Turquía ha tenido su buena dosis de golpes de estado militares. El gobierno ha sido derrocado tres veces —en 1960, 1971 y 1980— y varios golpes de estado más apenas han sido evitados porque los militares “insinuaron” que se meterían si las cosas no cambiaban.
Aún así, fue sorprendente ver soldados y tanques bloqueando los puentes que cruzan el Bósforo en Estambul el 15 de julio. El golpe estaba destinado a fracasar y aquellos acusados de participar —quienes al parecer suman varios miles de personas— se enfrentan a un castigo duro, y potencialmente incluso la pena de muerte.
Pero tal vez más sorprendente haya sido ver a los miles de turcos salir a las calles para enfrentarse a los conspiradores. Los soldados fueron golpeados y rodeados por ciudadanos enfurecidos por lo que veían desarrollarse a su alrededor.
Ellos respondieron cuando el presidente Recep Tayyip Erdogan los llamó a pelear por él. Turquía es un lugar muy poco liberal donde el disentimiento no es tolerado, por lo que fue sorprendente ver a tantísima gente salir en masa a defender a su líder ampliamente criticado.
Por casi diez años, Turquía se ha dirigido hacia el autoritarismo. La vida se ha vuelto claramente incómoda para cualquiera que no apoye a Erdogan y a su partido, el AKP. El gobierno controla los medios noticiosos, ha minado el imperio de la ley y ha reprimido duramente cualquier tipo de protesta pacífica. Así, aun cuando Turquía todavía es democrática —en tanto que Erdogan fue elegido—, no es un país liberal.
Los militares, desde hace mucho fieles al kemalismo secular, se han llevado la peor parte de la falta de liberalismo del AKP. Por supuesto, los golpes no son un mecanismo liberal para obtener el poder, pero en Turquía, ellos siempre han tenido la meta de prevenir cualquier desviación en el curso democrático concebido por Ataturk, el adorado héroe y fundador de la república.
Las alas de los militares han sido cortadas por una serie de investigaciones espurias instigadas por el estado desde 2007. Bajo la apariencia de investigar supuestos complots contra el gobierno, el AKP fue capaz de retirar a cientos de altos oficiales —en su mayoría kemalistas acérrimos— de los militares. Cada vez, fueron reemplazados con simpatizantes del gobierno. Académicos, periodistas, abogados y demás han sido atrapados en estas investigaciones, sumándose al aire general de intolerancia y poca liberalidad en la sociedad turca. Poco menos de la mitad de la población no son partidarios del AKP, y muchas de estas personas se sienten alienadas.

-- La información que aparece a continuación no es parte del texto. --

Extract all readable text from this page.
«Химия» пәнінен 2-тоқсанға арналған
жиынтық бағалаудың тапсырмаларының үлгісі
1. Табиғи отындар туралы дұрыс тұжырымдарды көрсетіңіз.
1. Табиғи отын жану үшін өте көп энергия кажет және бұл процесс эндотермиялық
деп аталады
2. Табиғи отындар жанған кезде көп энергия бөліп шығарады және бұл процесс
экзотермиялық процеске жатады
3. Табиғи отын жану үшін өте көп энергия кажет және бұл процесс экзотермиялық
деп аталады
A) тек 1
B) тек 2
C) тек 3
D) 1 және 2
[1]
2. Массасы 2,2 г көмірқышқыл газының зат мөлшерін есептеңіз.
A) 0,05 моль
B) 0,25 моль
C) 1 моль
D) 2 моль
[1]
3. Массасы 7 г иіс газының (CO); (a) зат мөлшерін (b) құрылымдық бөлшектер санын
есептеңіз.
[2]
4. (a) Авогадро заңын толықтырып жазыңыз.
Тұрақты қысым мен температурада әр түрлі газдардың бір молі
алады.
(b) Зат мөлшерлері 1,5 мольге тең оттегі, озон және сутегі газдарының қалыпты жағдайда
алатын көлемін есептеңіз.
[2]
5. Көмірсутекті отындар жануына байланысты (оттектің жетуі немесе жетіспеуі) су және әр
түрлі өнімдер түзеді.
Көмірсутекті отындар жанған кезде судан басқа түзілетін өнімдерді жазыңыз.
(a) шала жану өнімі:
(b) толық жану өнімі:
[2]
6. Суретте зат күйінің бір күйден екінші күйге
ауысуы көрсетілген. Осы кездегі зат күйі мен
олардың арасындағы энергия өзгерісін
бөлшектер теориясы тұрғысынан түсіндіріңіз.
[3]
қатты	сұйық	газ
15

Erdogan fue capaz de aplastar el golpe con rapidez increíble porque es un maestro de la demagogia populista. Poco menos de la mitad del país se le opone y se siente alienada por la dirección general que se ha ido tomando, pero el 50 por ciento o más que es leal a él es de hecho muy leal. Él ha mejorado los estándares de vida y devuelto la autoestima a la sección piadosa y socialmente conservadora de la sociedad sin duda abandonada por la elite secular kemalista previamente dominante.
El presidente fue capaz de mover a sus partidarios a las calles con facilidad porque ellos esperaron 50 años por una parte del poder en la política turca y no van a soltarla sin luchar. Aquellos en las calles son los más entusiastas, pero incluso los opositores de Erdogan no quieren regresar al gobierno militar. Los conspiradores del golpe fueron incapaces de ganarse el apoyo popular porque aun cuando Erdoğan es una odiada figura autoritaria, los turcos tampoco quieren regresar al autoritarismo militar. Su reputación los precede y los turcos tienen buena memoria. “La peor democracia es mejor que cero democracia”, ha sido un refrán familiar en los medios sociales.
Todavía no está claro quién fue responsable del intento de golpe, incluso cuando los supuestos cabecillas están siendo arrestados. Pudo haber sido un pequeño cuadro kemalista dentro de los militares, o un puñado de oficiales que apoyan al disidente Fetullah Gulen. Muchos turcos creen que fue una operación de bandera falsa diseñada para crear las condiciones bajo las cuales Erdoğan podría lanzar una represión contra sus opositores remanentes. Ese escenario podrá parecer disparatado, pero le resulta siniestramente familiar a cualquiera que haya seguido las investigaciones contra supuestos disidentes en la última década.
Finalmente, Erdogan es el ganador de esta despiadada trifulca política que les ha costado a 300 personas sus vidas y a muchos miles más su libertad. Él ha aprovechado la oportunidad para llevar su toma putinesca del poder un paso más allá. Las libertades de expresión y asociación ahora sólo existen si uno apoya al AKP. El imperio de la ley y la libertad de prensa han desaparecido y la falta de liberalidad en Turquía acaba de empeorar.